I've been assigned an inmate. Parker, you and me need to meet!

[Private to Paddy.]

[A big grin.]

I really owe you an apology. I didn't think mistletoe worked like that I was wrong.

[Private to Uhura]

Sorry I was a bitch to you before. It just really looked wrong and I know how much you hate me. It's alright though, I like you.
yourunichase: (do I look happy)
I really fucking love the barge at this time of year. I fucking can't say that enough. Christmas is amazing.

I'm not mad at anything right now.

Also, be sure you play with the mistletoe and break it; it makes the effects all the more magical.
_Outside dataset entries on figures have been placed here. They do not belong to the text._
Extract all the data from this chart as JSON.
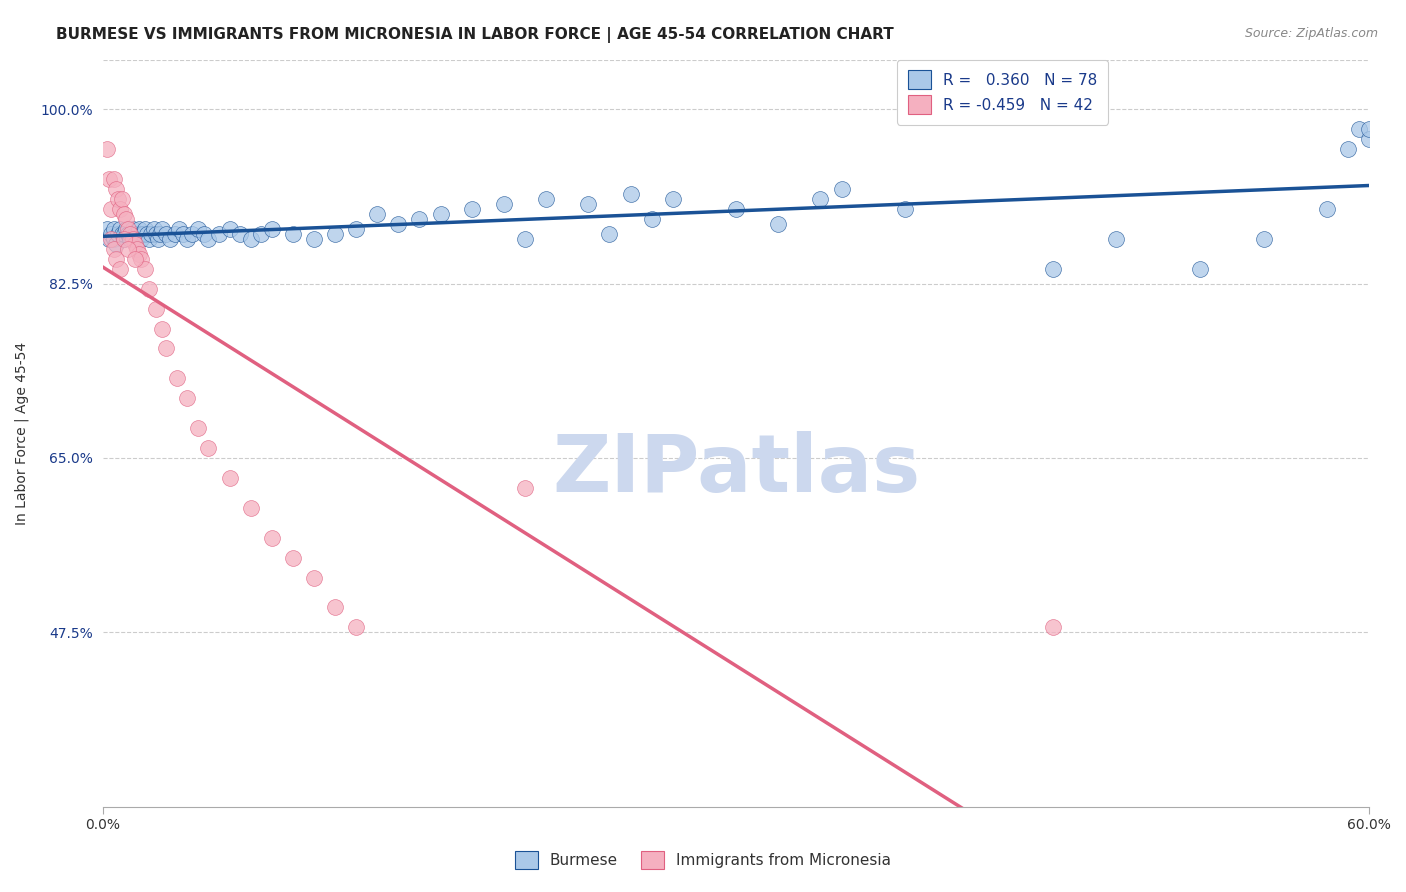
{
  "title": "BURMESE VS IMMIGRANTS FROM MICRONESIA IN LABOR FORCE | AGE 45-54 CORRELATION CHART",
  "source": "Source: ZipAtlas.com",
  "ylabel": "In Labor Force | Age 45-54",
  "x_min": 0.0,
  "x_max": 0.6,
  "y_min": 0.3,
  "y_max": 1.05,
  "y_ticks": [
    0.475,
    0.65,
    0.825,
    1.0
  ],
  "y_tick_labels": [
    "47.5%",
    "65.0%",
    "82.5%",
    "100.0%"
  ],
  "x_ticks": [
    0.0,
    0.6
  ],
  "x_tick_labels": [
    "0.0%",
    "60.0%"
  ],
  "r_blue": 0.36,
  "n_blue": 78,
  "r_pink": -0.459,
  "n_pink": 42,
  "blue_color": "#aac8e8",
  "blue_line_color": "#1a5296",
  "pink_color": "#f5b0c0",
  "pink_line_color": "#e06080",
  "background_color": "#ffffff",
  "grid_color": "#cccccc",
  "watermark_color": "#ccd8ee",
  "legend_r_color": "#1a3a8a",
  "title_fontsize": 11,
  "blue_scatter_x": [
    0.002,
    0.003,
    0.004,
    0.005,
    0.005,
    0.006,
    0.007,
    0.008,
    0.009,
    0.01,
    0.01,
    0.011,
    0.012,
    0.013,
    0.014,
    0.015,
    0.015,
    0.016,
    0.017,
    0.018,
    0.018,
    0.019,
    0.02,
    0.021,
    0.022,
    0.023,
    0.024,
    0.025,
    0.026,
    0.027,
    0.028,
    0.03,
    0.032,
    0.034,
    0.036,
    0.038,
    0.04,
    0.042,
    0.045,
    0.048,
    0.05,
    0.055,
    0.06,
    0.065,
    0.07,
    0.075,
    0.08,
    0.09,
    0.1,
    0.11,
    0.12,
    0.13,
    0.14,
    0.15,
    0.16,
    0.175,
    0.19,
    0.21,
    0.23,
    0.25,
    0.27,
    0.3,
    0.32,
    0.35,
    0.38,
    0.2,
    0.24,
    0.26,
    0.34,
    0.45,
    0.48,
    0.52,
    0.55,
    0.58,
    0.59,
    0.595,
    0.6,
    0.6
  ],
  "blue_scatter_y": [
    0.88,
    0.87,
    0.875,
    0.87,
    0.88,
    0.865,
    0.875,
    0.88,
    0.875,
    0.87,
    0.875,
    0.88,
    0.875,
    0.87,
    0.88,
    0.875,
    0.87,
    0.875,
    0.88,
    0.875,
    0.87,
    0.875,
    0.88,
    0.875,
    0.87,
    0.875,
    0.88,
    0.875,
    0.87,
    0.875,
    0.88,
    0.875,
    0.87,
    0.875,
    0.88,
    0.875,
    0.87,
    0.875,
    0.88,
    0.875,
    0.87,
    0.875,
    0.88,
    0.875,
    0.87,
    0.875,
    0.88,
    0.875,
    0.87,
    0.875,
    0.88,
    0.895,
    0.885,
    0.89,
    0.895,
    0.9,
    0.905,
    0.91,
    0.905,
    0.915,
    0.91,
    0.9,
    0.885,
    0.92,
    0.9,
    0.87,
    0.875,
    0.89,
    0.91,
    0.84,
    0.87,
    0.84,
    0.87,
    0.9,
    0.96,
    0.98,
    0.97,
    0.98
  ],
  "pink_scatter_x": [
    0.002,
    0.003,
    0.004,
    0.005,
    0.006,
    0.007,
    0.008,
    0.009,
    0.01,
    0.011,
    0.012,
    0.013,
    0.014,
    0.015,
    0.016,
    0.017,
    0.018,
    0.02,
    0.022,
    0.025,
    0.028,
    0.03,
    0.035,
    0.04,
    0.045,
    0.05,
    0.06,
    0.07,
    0.08,
    0.09,
    0.1,
    0.11,
    0.12,
    0.004,
    0.005,
    0.006,
    0.008,
    0.01,
    0.012,
    0.015,
    0.2,
    0.45
  ],
  "pink_scatter_y": [
    0.96,
    0.93,
    0.9,
    0.93,
    0.92,
    0.91,
    0.9,
    0.91,
    0.895,
    0.89,
    0.88,
    0.875,
    0.87,
    0.865,
    0.86,
    0.855,
    0.85,
    0.84,
    0.82,
    0.8,
    0.78,
    0.76,
    0.73,
    0.71,
    0.68,
    0.66,
    0.63,
    0.6,
    0.57,
    0.55,
    0.53,
    0.5,
    0.48,
    0.87,
    0.86,
    0.85,
    0.84,
    0.87,
    0.86,
    0.85,
    0.62,
    0.48
  ]
}
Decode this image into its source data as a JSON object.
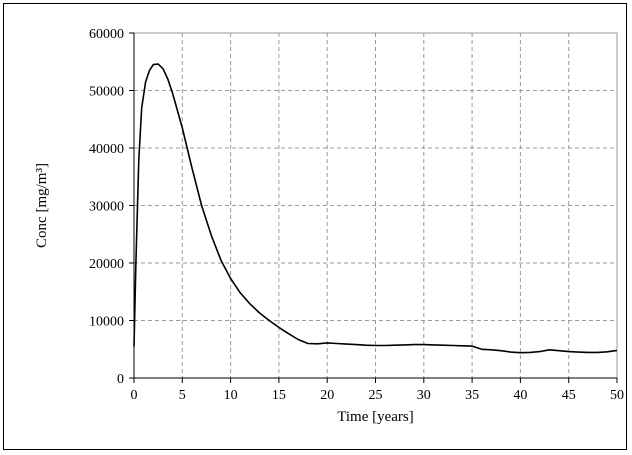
{
  "chart_data": {
    "type": "line",
    "title": "",
    "xlabel": "Time [years]",
    "ylabel": "Conc [mg/m³]",
    "xlim": [
      0,
      50
    ],
    "ylim": [
      0,
      60000
    ],
    "x_ticks": [
      0,
      5,
      10,
      15,
      20,
      25,
      30,
      35,
      40,
      45,
      50
    ],
    "y_ticks": [
      0,
      10000,
      20000,
      30000,
      40000,
      50000,
      60000
    ],
    "grid": true,
    "line_color": "#000000",
    "series": [
      {
        "x": [
          0,
          0.2,
          0.5,
          0.8,
          1.2,
          1.6,
          2.0,
          2.5,
          3.0,
          3.5,
          4.0,
          5.0,
          6.0,
          7.0,
          8.0,
          9.0,
          10.0,
          11.0,
          12.0,
          13.0,
          14.0,
          15.0,
          16.0,
          17.0,
          18.0,
          19.0,
          20.0,
          21.0,
          22.0,
          23.0,
          24.0,
          25.0,
          26.0,
          27.0,
          28.0,
          29.0,
          30.0,
          31.0,
          32.0,
          33.0,
          34.0,
          35.0,
          36.0,
          37.0,
          38.0,
          39.0,
          40.0,
          41.0,
          42.0,
          43.0,
          44.0,
          45.0,
          46.0,
          47.0,
          48.0,
          49.0,
          50.0
        ],
        "y": [
          5500,
          20000,
          38000,
          47000,
          51500,
          53500,
          54500,
          54600,
          53800,
          52000,
          49500,
          43500,
          36500,
          30000,
          24800,
          20500,
          17300,
          14800,
          12900,
          11300,
          10000,
          8800,
          7700,
          6700,
          6000,
          5950,
          6100,
          6000,
          5900,
          5800,
          5700,
          5650,
          5650,
          5700,
          5750,
          5800,
          5800,
          5750,
          5700,
          5650,
          5600,
          5550,
          5000,
          4900,
          4750,
          4500,
          4400,
          4450,
          4600,
          4900,
          4750,
          4600,
          4500,
          4450,
          4450,
          4550,
          4800
        ]
      }
    ]
  }
}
Private letter to Santa, written before the flood hit. )
yourunichase: (look down)
Well now that all of that bullshit is done...


[Added after, with Kota approval.]

Who can fucking cook a turkey?

[Private to the Admiral]
Alright, asshole, the last week sucked, but give us turkey's for Thanksgiving. Turkeys and all the things that goes with them. We need a good fucking meal.

[Private to Paddy.]
How much do you know about Thanksgiving?
yourunichase: (bad sign)
I'm bringing Tim Drake into the infirmary; he's suffering from some kind of barge coma.

[Private to Shego.]

I found him, he's breathing but he won't wake up, I'm going to dump him into the bed next to you and let Martha and Sveta handle him.

[Private to Paddy]

You have one shitty coupon to redeem when you catch up on sleep.

Audio post.

Nov. 9th, 2010 02:20 pm
yourunichase: (missing pieces)
Fuck!

[Private to Paddy]

You still around, Paddy-cakes? You've been quiet.

[Jarod's gone, officially. Parker is not a happy camper.]
yourunichase: (do I look happy)
Alright fuck this place. You know what I remembered? We have a pool. Anyone care for some recreational activity to calm the fuck down?

If all else fails I've got beer and scotch and an item to get me in there.